PM me or posted here, the last one i was given was deleted. Please and thank you


----------



## FlexDriver (Dec 5, 2015)

Its against the Amazon Flex policy, here is the link for the seminar where you can request the download link officially http://tinyurl.com/groqmsc
OR http://tinyurl.com/zfps67a


----------



## limepro (Mar 7, 2015)

FlexDriver said:


> Its against the Amazon Flex policy, here is the link for the seminar where you can request the download link officially http://tinyurl.com/groqmsc
> OR http://tinyurl.com/zfps67a


I want the unreleased update to see if it works here, I have the iPhone 1 too but I can't use it here yet.


----------



## FlexDriver (Dec 5, 2015)

limepro said:


> I want the unreleased update to see if it works here, I have the iPhone 1 too but I can't use it here yet.
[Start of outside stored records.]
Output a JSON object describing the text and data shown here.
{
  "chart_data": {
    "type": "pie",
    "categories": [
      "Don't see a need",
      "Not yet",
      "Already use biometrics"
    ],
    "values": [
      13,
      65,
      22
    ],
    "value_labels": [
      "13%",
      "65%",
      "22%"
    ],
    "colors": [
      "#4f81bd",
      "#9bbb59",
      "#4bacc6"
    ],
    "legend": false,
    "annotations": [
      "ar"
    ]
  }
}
Sorry I did not understand, you want unreleased update of Android or iOS? I have Android 3.0.3921 and iOS 1.1.390.


----------



## limepro (Mar 7, 2015)

FlexDriver said:


> Sorry I did not understand, you want unreleased update of Android or iOS? I have Android 3.0.3921 and iOS 1.1.390.


They are testing an updated version of the android version in certain areas, picking up hours is completely different and you can grab hours for future dates. This isn't my thread, I was just putting my .02 in with what I want lol.


----------



## FlexDriver (Dec 5, 2015)

limepro said:


> They are testing an updated version of the android version in certain areas, picking up hours is completely different and you can grab hours for future dates. This isn't my thread, I was just putting my .02 in with what I want lol.
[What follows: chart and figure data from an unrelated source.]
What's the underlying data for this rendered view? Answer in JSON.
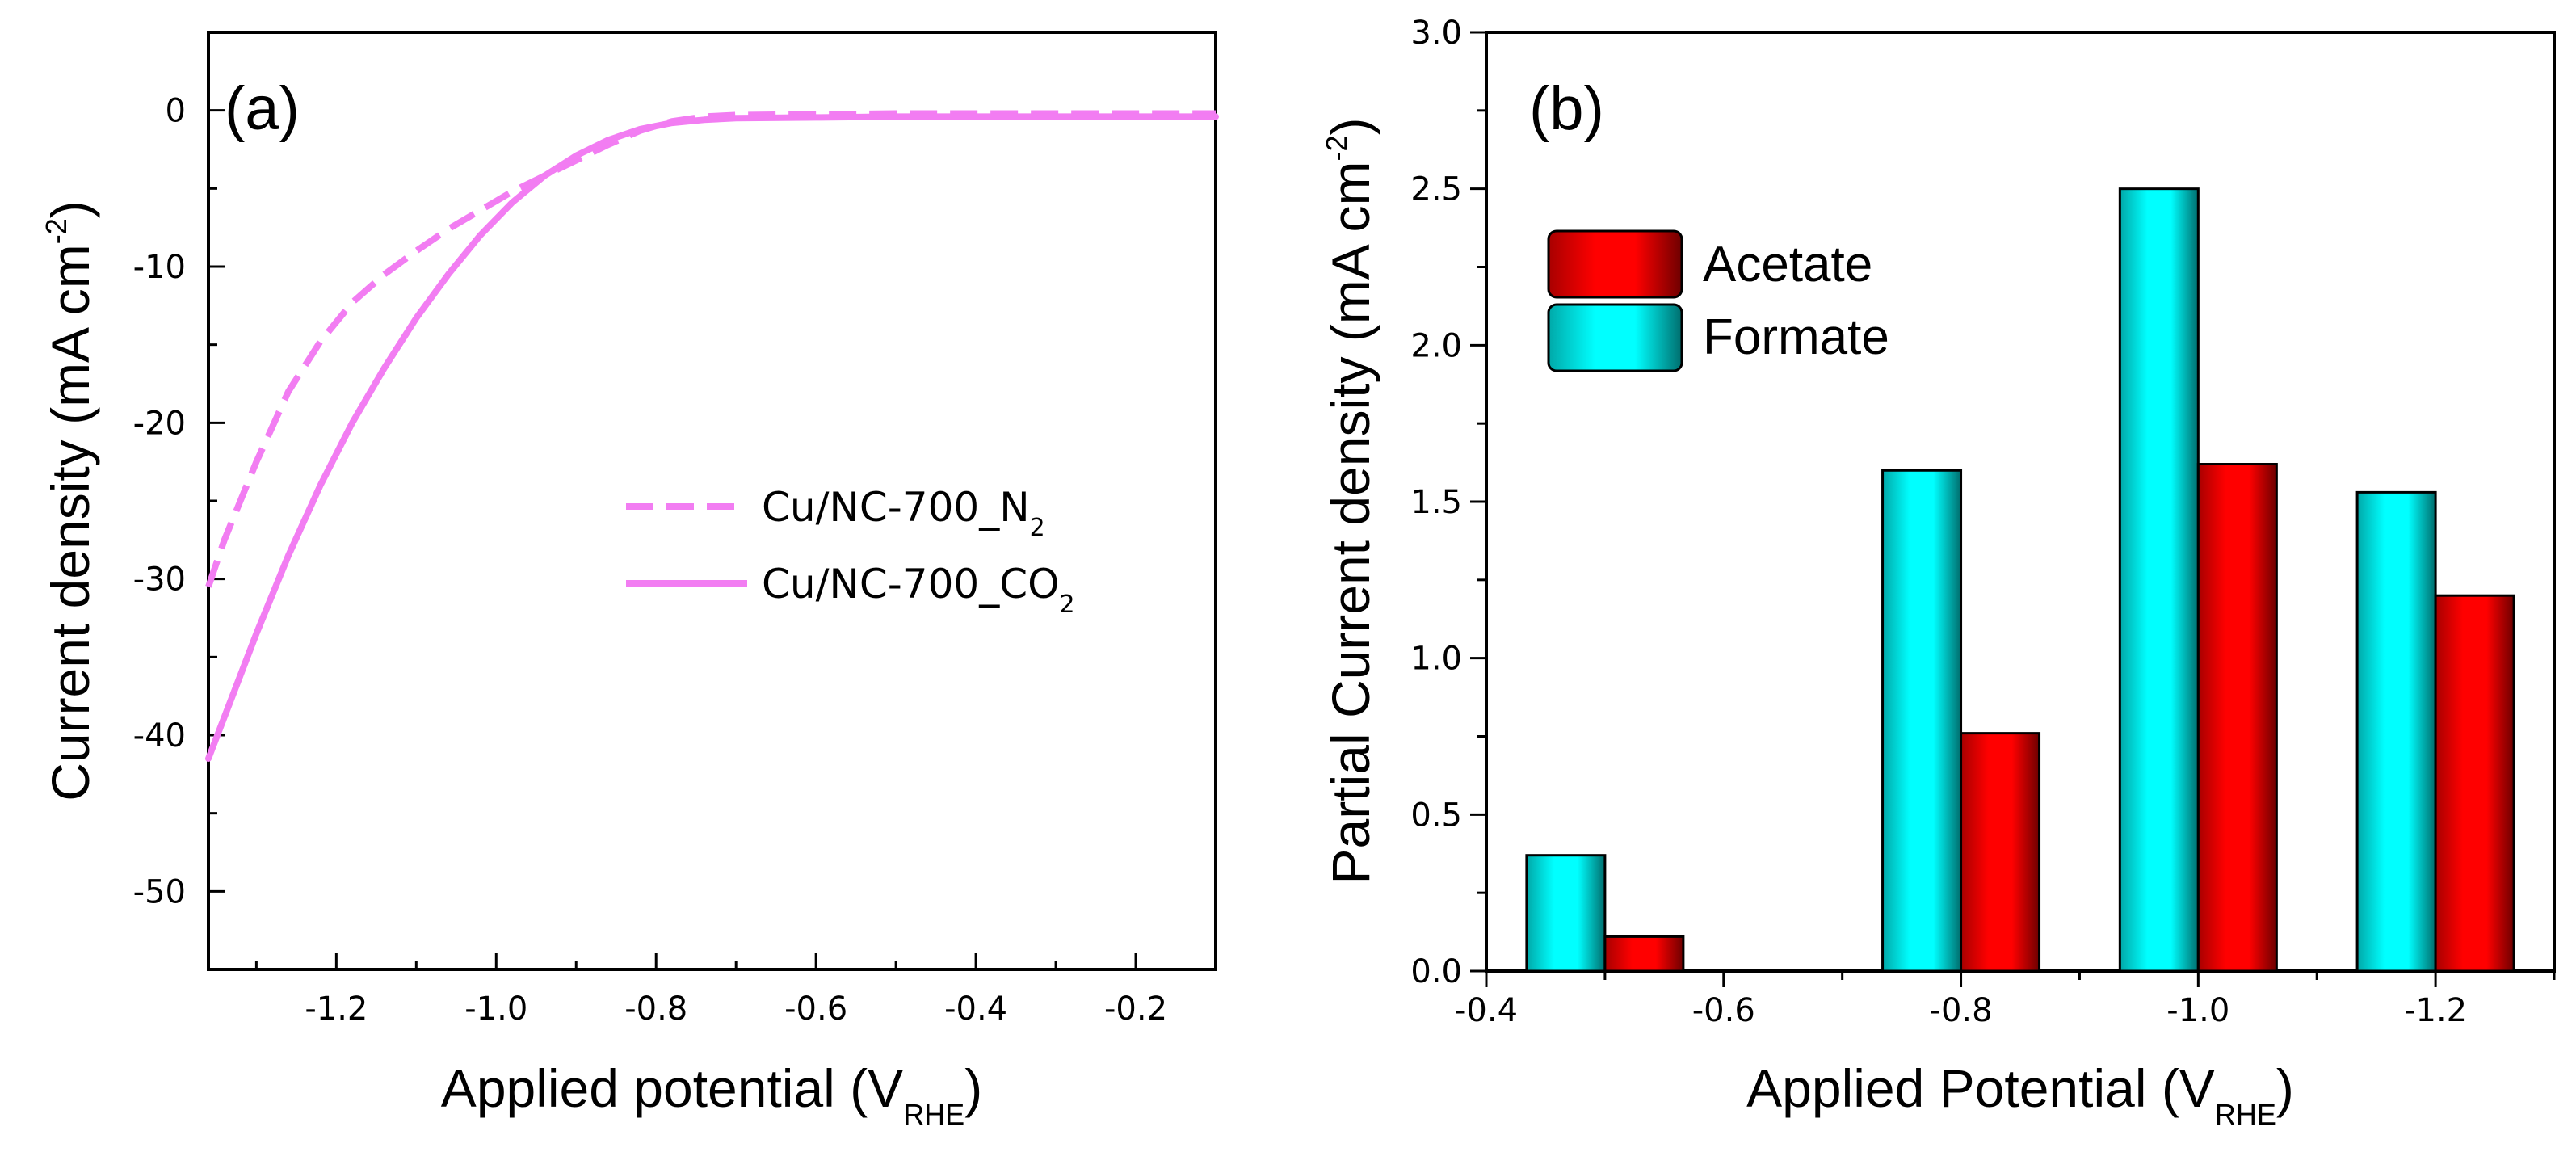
{
  "chart_data": [
    {
      "type": "line",
      "panel_label": "(a)",
      "xlabel": "Applied potential (V",
      "xlabel_sub": "RHE",
      "xlabel_close": ")",
      "ylabel": "Current density (mA cm",
      "ylabel_sup": "-2",
      "ylabel_close": ")",
      "xlim": [
        -1.36,
        -0.1
      ],
      "ylim": [
        -55,
        5
      ],
      "xticks": [
        -1.2,
        -1.0,
        -0.8,
        -0.6,
        -0.4,
        -0.2
      ],
      "xtick_labels": [
        "-1.2",
        "-1.0",
        "-0.8",
        "-0.6",
        "-0.4",
        "-0.2"
      ],
      "yticks": [
        0,
        -10,
        -20,
        -30,
        -40,
        -50
      ],
      "ytick_labels": [
        "0",
        "-10",
        "-20",
        "-30",
        "-40",
        "-50"
      ],
      "legend_position": "center-right",
      "series": [
        {
          "name": "Cu/NC-700_N2",
          "label_main": "Cu/NC-700_N",
          "label_sub": "2",
          "style": "dashed",
          "color": "#f27df2",
          "x": [
            -1.36,
            -1.34,
            -1.3,
            -1.26,
            -1.22,
            -1.18,
            -1.14,
            -1.1,
            -1.06,
            -1.02,
            -0.98,
            -0.94,
            -0.9,
            -0.86,
            -0.82,
            -0.78,
            -0.74,
            -0.7,
            -0.6,
            -0.5,
            -0.4,
            -0.3,
            -0.2,
            -0.1
          ],
          "y": [
            -30.5,
            -27.5,
            -22.5,
            -18.0,
            -14.8,
            -12.3,
            -10.5,
            -9.0,
            -7.6,
            -6.4,
            -5.2,
            -4.2,
            -3.2,
            -2.2,
            -1.3,
            -0.7,
            -0.4,
            -0.3,
            -0.25,
            -0.2,
            -0.2,
            -0.2,
            -0.2,
            -0.2
          ]
        },
        {
          "name": "Cu/NC-700_CO2",
          "label_main": "Cu/NC-700_CO",
          "label_sub": "2",
          "style": "solid",
          "color": "#f27df2",
          "x": [
            -1.36,
            -1.33,
            -1.3,
            -1.26,
            -1.22,
            -1.18,
            -1.14,
            -1.1,
            -1.06,
            -1.02,
            -0.98,
            -0.94,
            -0.9,
            -0.86,
            -0.82,
            -0.78,
            -0.74,
            -0.7,
            -0.6,
            -0.5,
            -0.4,
            -0.3,
            -0.2,
            -0.1
          ],
          "y": [
            -41.5,
            -37.5,
            -33.5,
            -28.5,
            -24.0,
            -20.0,
            -16.5,
            -13.3,
            -10.5,
            -8.0,
            -5.9,
            -4.2,
            -2.9,
            -1.9,
            -1.2,
            -0.8,
            -0.6,
            -0.5,
            -0.45,
            -0.4,
            -0.4,
            -0.4,
            -0.4,
            -0.4
          ]
        }
      ]
    },
    {
      "type": "bar",
      "panel_label": "(b)",
      "xlabel": "Applied Potential (V",
      "xlabel_sub": "RHE",
      "xlabel_close": ")",
      "ylabel": "Partial Current density (mA cm",
      "ylabel_sup": "-2",
      "ylabel_close": ")",
      "xlim": [
        -0.4,
        -1.3
      ],
      "ylim": [
        0,
        3.0
      ],
      "xticks": [
        -0.4,
        -0.6,
        -0.8,
        -1.0,
        -1.2
      ],
      "xtick_labels": [
        "-0.4",
        "-0.6",
        "-0.8",
        "-1.0",
        "-1.2"
      ],
      "yticks": [
        0.0,
        0.5,
        1.0,
        1.5,
        2.0,
        2.5,
        3.0
      ],
      "ytick_labels": [
        "0.0",
        "0.5",
        "1.0",
        "1.5",
        "2.0",
        "2.5",
        "3.0"
      ],
      "legend_position": "top-left",
      "categories": [
        -0.5,
        -0.8,
        -1.0,
        -1.2
      ],
      "series": [
        {
          "name": "Formate",
          "color": "#00ffff",
          "values": [
            0.37,
            1.6,
            2.5,
            1.53
          ]
        },
        {
          "name": "Acetate",
          "color": "#ff0000",
          "values": [
            0.11,
            0.76,
            1.62,
            1.2
          ]
        }
      ],
      "legend_order": [
        "Acetate",
        "Formate"
      ]
    }
  ]
}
Oh... OK, I think that was in Phoenix AZ 3.0.4207.0 is the pilot version.


----------



## gaj (Nov 11, 2014)

FlexDriver said:


> Oh... OK, I think that was in Phoenix AZ 3.0.4207.0 is the pilot version.


Yup

g


----------



## Ryle2013 (Jun 10, 2015)

Can someone pm the beta version? Nobody on the Facebook group will send it to me


----------



## Mundobryanrd (Aug 5, 2016)

last time somebody was kind enough to PM the link. I am a driver already, just changed phones and didnt upload the file to my drive.


----------



## Uber48208 (May 4, 2016)

Mundobryanrd said:


> last time somebody was kind enough to PM the link. I am a driver already, just changed phones and didnt upload the file to my drive.


The link changes every 24 hours. Email support or find your approval email and click link to Q&A where they post it each day.


----------



## CarmenFlexDriver (Jun 21, 2016)

Mundobryanrd said:


> last time somebody was kind enough to PM the link. I am a driver already, just changed phones and didnt upload the file to my drive.
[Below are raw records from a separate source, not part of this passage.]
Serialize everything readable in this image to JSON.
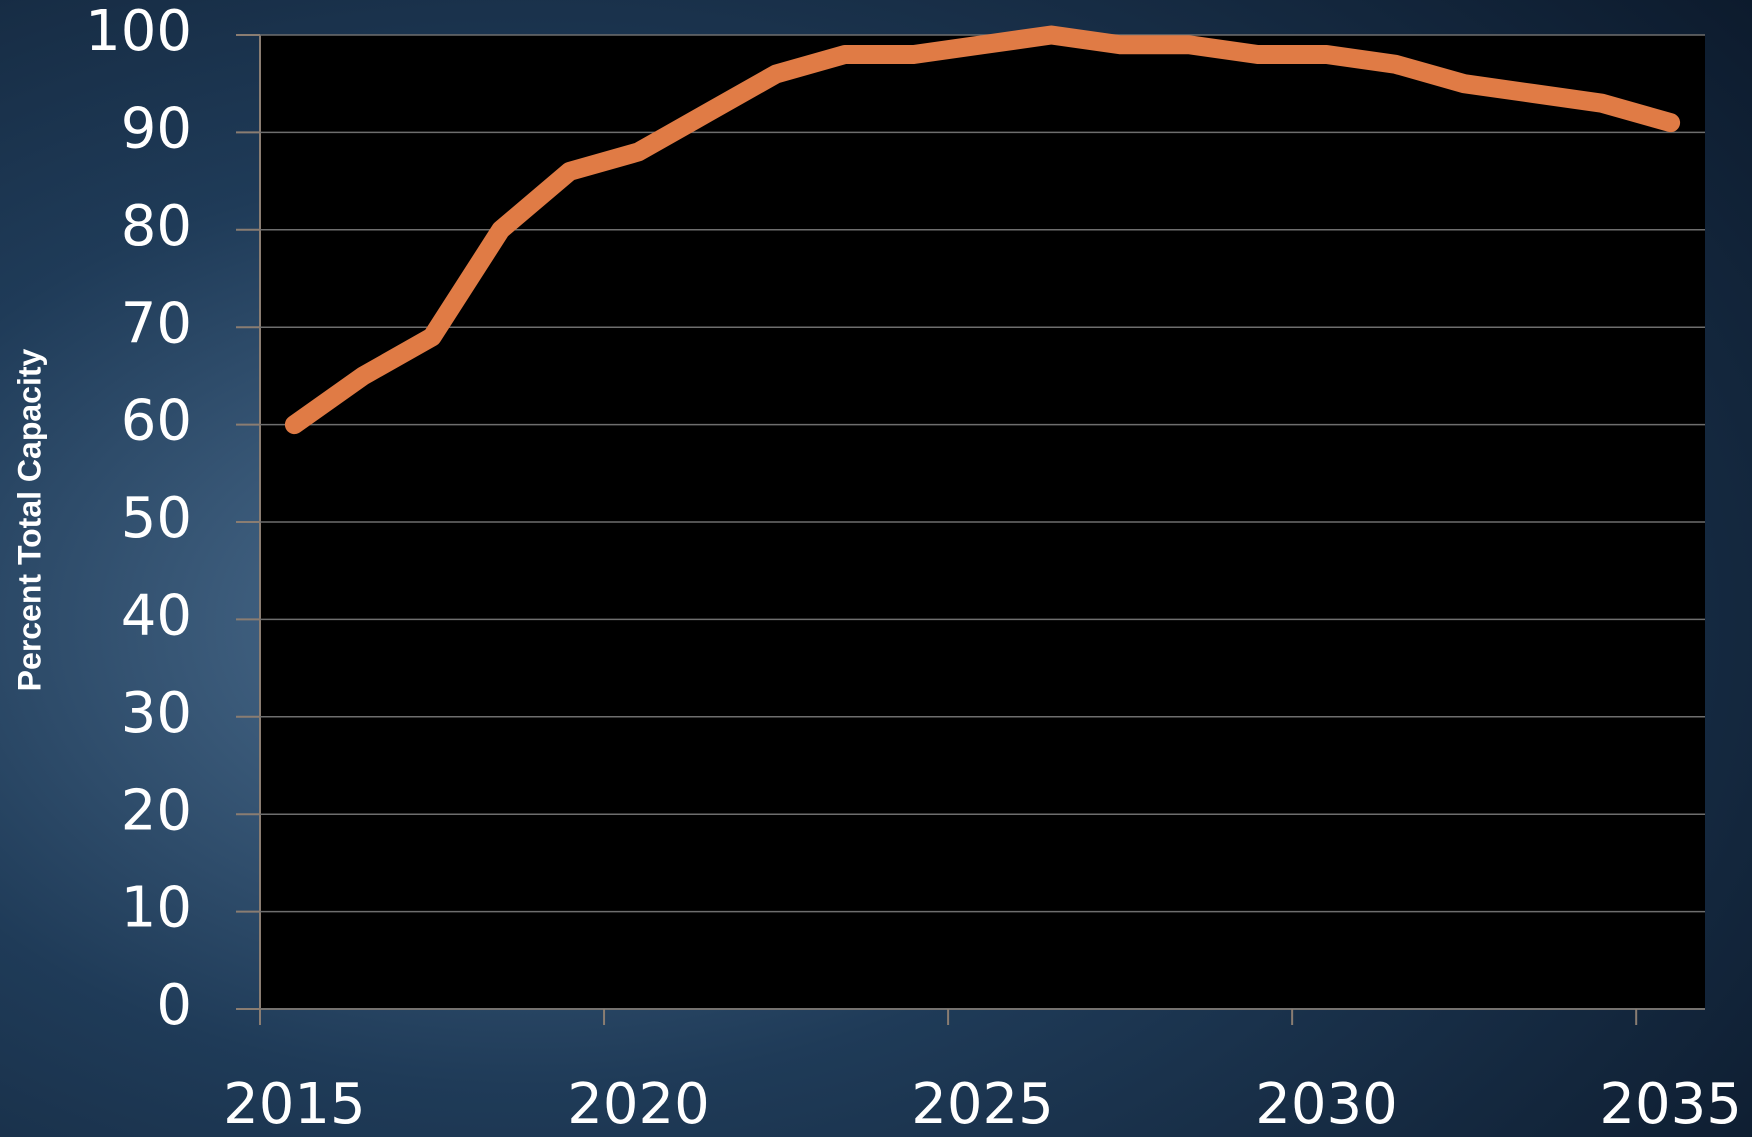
{
  "chart_data": {
    "type": "line",
    "y_label": "Percent Total Capacity",
    "categories": [
      "2015",
      null,
      null,
      null,
      null,
      "2020",
      null,
      null,
      null,
      null,
      "2025",
      null,
      null,
      null,
      null,
      "2030",
      null,
      null,
      null,
      null,
      "2035"
    ],
    "series": [
      {
        "name": "Percent Total Capacity",
        "color": "#e07b45",
        "values": [
          60,
          65,
          69,
          80,
          86,
          88,
          92,
          96,
          98,
          98,
          99,
          100,
          99,
          99,
          98,
          98,
          97,
          95,
          94,
          93,
          91
        ]
      }
    ],
    "ylim": [
      0,
      100
    ],
    "yticks": [
      0,
      10,
      20,
      30,
      40,
      50,
      60,
      70,
      80,
      90,
      100
    ],
    "grid": true
  }
}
 Here's an older version you can download and should update on first login: 
(link removed)

**** amazon if they don't like us sharing, they can kiss my ass! Yeh, I got an attitude this morning!

NOTE: Going to leave this up until about 10am or so then remove the link so grab ASAP!


----------



## HoustonTx (May 31, 2016)

CarmenFlexDriver said:


> Here's an older version you can download and should update on first login:
> (link removed)
> 
> &%[email protected]!* amazon if they don't like us sharing, they can kiss my ass! Yeh, I got an attitude this morning!
> ...


Cay you please please please post the link again thanks


----------



## Mundobryanrd (Aug 5, 2016)

pm the link


----------